Excerpted from:"InfoWorld piece covering" last week's EU testimony by Andrew Tridgell.

The engineers bring computers and the software programs they are working on and literally plug them together to see how their programs interoperate. “We work around the clock for a week. We torture our machines in the pursuit of interoperability,” he told a rapt courtroom.

“Can you do this test with Microsoft?” Judge Cooke asked.

“Yes, but they don’t turn up,” Tridgell said.

In an interview after the court had adjourned for the day, Tridgell explained that for the past six years Microsoft has boycotted the event.

“They used to come. It used to be held in Seattle, close to Microsoft’s headquarters,” he said.

But the software giant turned its back on the rest of the software community in the late 1990s once it had developed a server operating system it believed it could corner the market with. This marked a turning point for the software industry, Tridgell said. He spoke nostalgically about the days before Microsoft went its separate way. “It’s not like it used to be. I’d like it to get back to that,” he said.
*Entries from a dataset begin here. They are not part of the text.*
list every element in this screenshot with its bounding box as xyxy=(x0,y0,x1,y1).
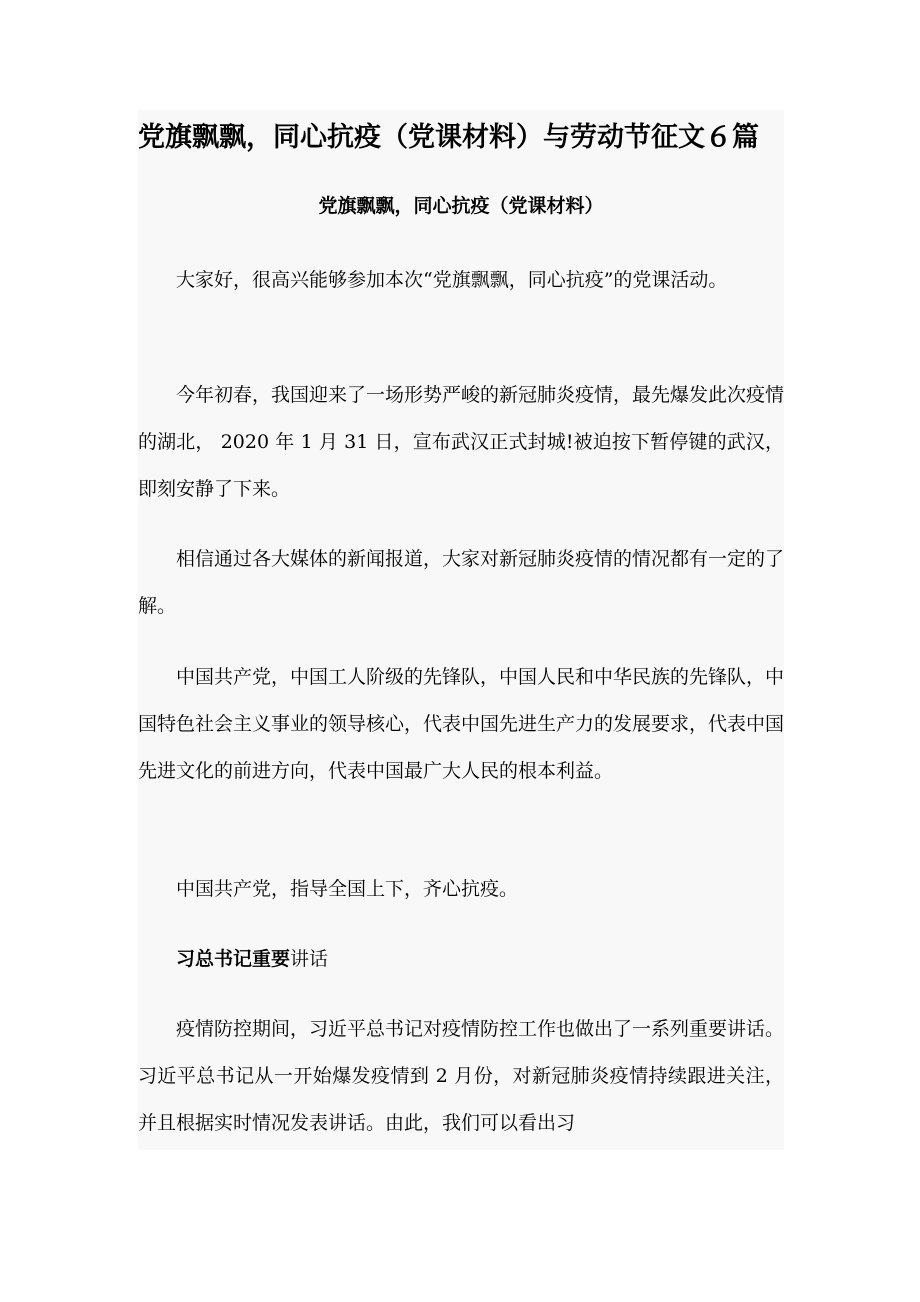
paragraph-speeches: 疫情防控期间，习近平总书记对疫情防控工作也做出了一系列重要讲话。习近平总书记从一开始爆发疫情到 2 月份，对新冠肺炎疫情持续跟进关注，并且根据实时情况发表讲话。由此，我们可以看出习 xyxy=(138,1018,785,1134)
section-heading-normal: 讲话 xyxy=(290,948,329,970)
section-heading-bold: 习总书记重要 xyxy=(176,948,291,970)
document-content xyxy=(138,110,784,1150)
paragraph-greeting: 大家好，很高兴能够参加本次“党旗飘飘，同心抗疫”的党课活动。 xyxy=(176,269,728,291)
document-title: 党旗飘飘，同心抗疫（党课材料）与劳动节征文６篇 xyxy=(138,122,759,153)
paragraph-media: 相信通过各大媒体的新闻报道，大家对新冠肺炎疫情的情况都有一定的了解。 xyxy=(138,548,785,617)
section-subtitle: 党旗飘飘，同心抗疫（党课材料） xyxy=(318,195,604,217)
section-heading xyxy=(138,936,784,983)
paragraph-outbreak: 今年初春，我国迎来了一场形势严峻的新冠肺炎疫情，最先爆发此次疫情的湖北， 2020 年 1 月 31 日，宣布武汉正式封城!被迫按下暂停键的武汉，即刻安静了下来。 xyxy=(138,384,785,500)
paragraph-guidance: 中国共产党，指导全国上下，齐心抗疫。 xyxy=(176,878,519,900)
paragraph-party: 中国共产党，中国工人阶级的先锋队，中国人民和中华民族的先锋队，中国特色社会主义事业的领导核心，代表中国先进生产力的发展要求，代表中国先进文化的前进方向，代表中国最广大人民的根本利益。 xyxy=(138,666,785,782)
The market for workgroup server operating systems lies at the heart of the European Commission’s antitrust decision against Microsoft. Sun Microsystems Inc., a player in this market, complained to the European competition regulator in 1998 that Microsoft was competing unfairly. That complaint sparked the five year-long antitrust investigation.

To remedy the situation, the Commission ordered Microsoft to divulge interoperability protocols within its own Windows workgroup server operating system. With this information, rival server systems should be able to communicate as fluently with Windows on PCs as Microsoft’s own server system.

Two years on from the historic antitrust ruling, the Commission contends that Microsoft still hasn’t provided the necessary information, and the Commission is poised to issue a new antitrust ruling against the company for failing to comply with its 2004 decision.

Even if Microsoft does comply, it isn’t certain that Tridgell and others from the free and open source sides of the software community will be granted access to the information.

At the time of the antitrust ruling, Microsoft said the remedy proposed by the then competition commissioner, Mario Monti, would result in its valuable intellectual property being given away if it fell into the hands of open source developers.

Andrew's testimony reflects an experience familiar to many ISV's that worked closely with Microsoft in the "early to mid 90's". In our case, the technology was ODBC (Open Database Connectivity). The cost of achieving ODBC compliance and interoperability grew exponentially as Microsoft veered towards a platform and database specific monoculture.